Related Work & Insights¶
- vs SVDQuant: SVDQuant target W4A4 image diffusion, relying on a low-rank SVD branch to absorb weight outliers, but employs offline static smoothing for activations, which fails under the dynamic activations across video timesteps. DeltaQuant retains the low-rank weight decomposition but replaces the activation step with an online spatiotemporal delta decomposition to dynamically absorb outliers. The two are highly complementary—representing a key patch for migrating quantization from images to videos.
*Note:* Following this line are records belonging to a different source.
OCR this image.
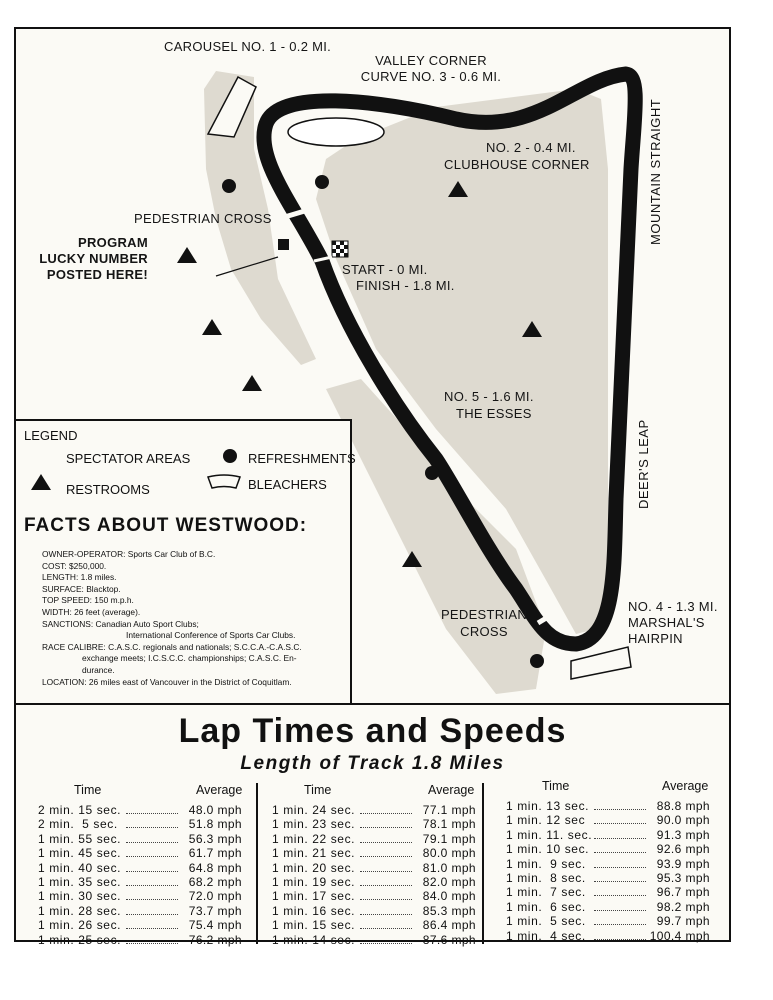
CAROUSEL NO. 1 - 0.2 MI.
VALLEY CORNER
CURVE NO. 3 - 0.6 MI.
NO. 2 - 0.4 MI.
CLUBHOUSE CORNER	MOUNTAIN STRAIGHT
PEDESTRIAN CROSS
PROGRAM
LUCKY NUMBER
POSTED HERE!	START - 0 MI.
FINISH - 1.8 MI.
NO. 5 - 1.6 MI.
THE ESSES
DEER'S LEAP
PEDESTRIAN
CROSS
NO. 4 - 1.3 MI.
MARSHAL'S
HAIRPIN
LEGEND
SPECTATOR AREAS	REFRESHMENTS
RESTROOMS	BLEACHERS
FACTS ABOUT WESTWOOD:
OWNER-OPERATOR: Sports Car Club of B.C.
COST: $250,000.
LENGTH: 1.8 miles.
SURFACE: Blacktop.
TOP SPEED: 150 m.p.h.
WIDTH: 26 feet (average).
SANCTIONS: Canadian Auto Sport Clubs;
International Conference of Sports Car Clubs.
RACE CALIBRE: C.A.S.C. regionals and nationals; S.C.C.A.-C.A.S.C.
exchange meets; I.C.S.C.C. championships; C.A.S.C. En-
durance.
LOCATION: 26 miles east of Vancouver in the District of Coquitlam.
Lap Times and Speeds
Length of Track 1.8 Miles
Time	Average
2 min. 15 sec.	48.0 mph
2 min.  5 sec.	51.8 mph
1 min. 55 sec.	56.3 mph
1 min. 45 sec.	61.7 mph
1 min. 40 sec.	64.8 mph
1 min. 35 sec.	68.2 mph
1 min. 30 sec.	72.0 mph
1 min. 28 sec.	73.7 mph
1 min. 26 sec.	75.4 mph
1 min. 25 sec.	76.2 mph
Time	Average
1 min. 24 sec.	77.1 mph
1 min. 23 sec.	78.1 mph
1 min. 22 sec.	79.1 mph
1 min. 21 sec.	80.0 mph
1 min. 20 sec.	81.0 mph
1 min. 19 sec.	82.0 mph
1 min. 17 sec.	84.0 mph
1 min. 16 sec.	85.3 mph
1 min. 15 sec.	86.4 mph
1 min. 14 sec.	87.6 mph
Time	Average
1 min. 13 sec.	88.8 mph
1 min. 12 sec	90.0 mph
1 min. 11. sec.	91.3 mph
1 min. 10 sec.	92.6 mph
1 min.  9 sec.	93.9 mph
1 min.  8 sec.	95.3 mph
1 min.  7 sec.	96.7 mph
1 min.  6 sec.	98.2 mph
1 min.  5 sec.	99.7 mph
1 min.  4 sec.	100.4 mph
- vs SmoothQuant: SmoothQuant uses mathematically equivalent per-channel transformations to share quantization difficulty between weights and activations. However, its static calibration falls short against dynamic video outliers. DeltaQuant computes per-cube decompositions online, making it naturally dynamic.
- vs GGUF 4 (W4A16 weight-only): GGUF 4 compresses the model by 3.5× but only quantizes weights without accelerating execution (activations remain 16-bit), which fails to accelerate compute-bound diffusion models. DeltaQuant matches its visual quality while unlocking an extra 1.9× (720p) / 3.6× (480p) speedup via true 4-bit activations.
- vs S2Q-VDiT / Q-VDiT: These methods improve video diffusion quantization via search-calibration data, token-aware estimation, and temporal distillation. However, they are inferior to DeltaQuant in similarity/quality benchmarks (e.g., S2Q-VDiT on Wan2.2-I2V gets LPIPS 0.366, PSNR 15.6, showing clear degradation).
Rating¶
- Novelty: ⭐⭐⭐⭐⭐ Original migration of video spatiotemporal differential coding ideas to activation quantization. Clear mechanism and sharp execution.
- Experimental Thoroughness: ⭐⭐⭐⭐⭐ Three models × multiple baselines × thorough ablation (cube size, anchor precision, rank, timestep allocation) + real hardware latency & VRAM data. Rock-solid validation.
- Writing Quality: ⭐⭐⭐⭐ Logical motivation flow (shifting bottleneck from attention to linear layers, failure of static smoothing) with high information-density charts.
- Value: ⭐⭐⭐⭐⭐ Enables a 27B video diffusion model to output 720p in 43 seconds on a single GPU (RTX 5090), with 111.8× end-to-end speedup. Tremendous real-world deployment value.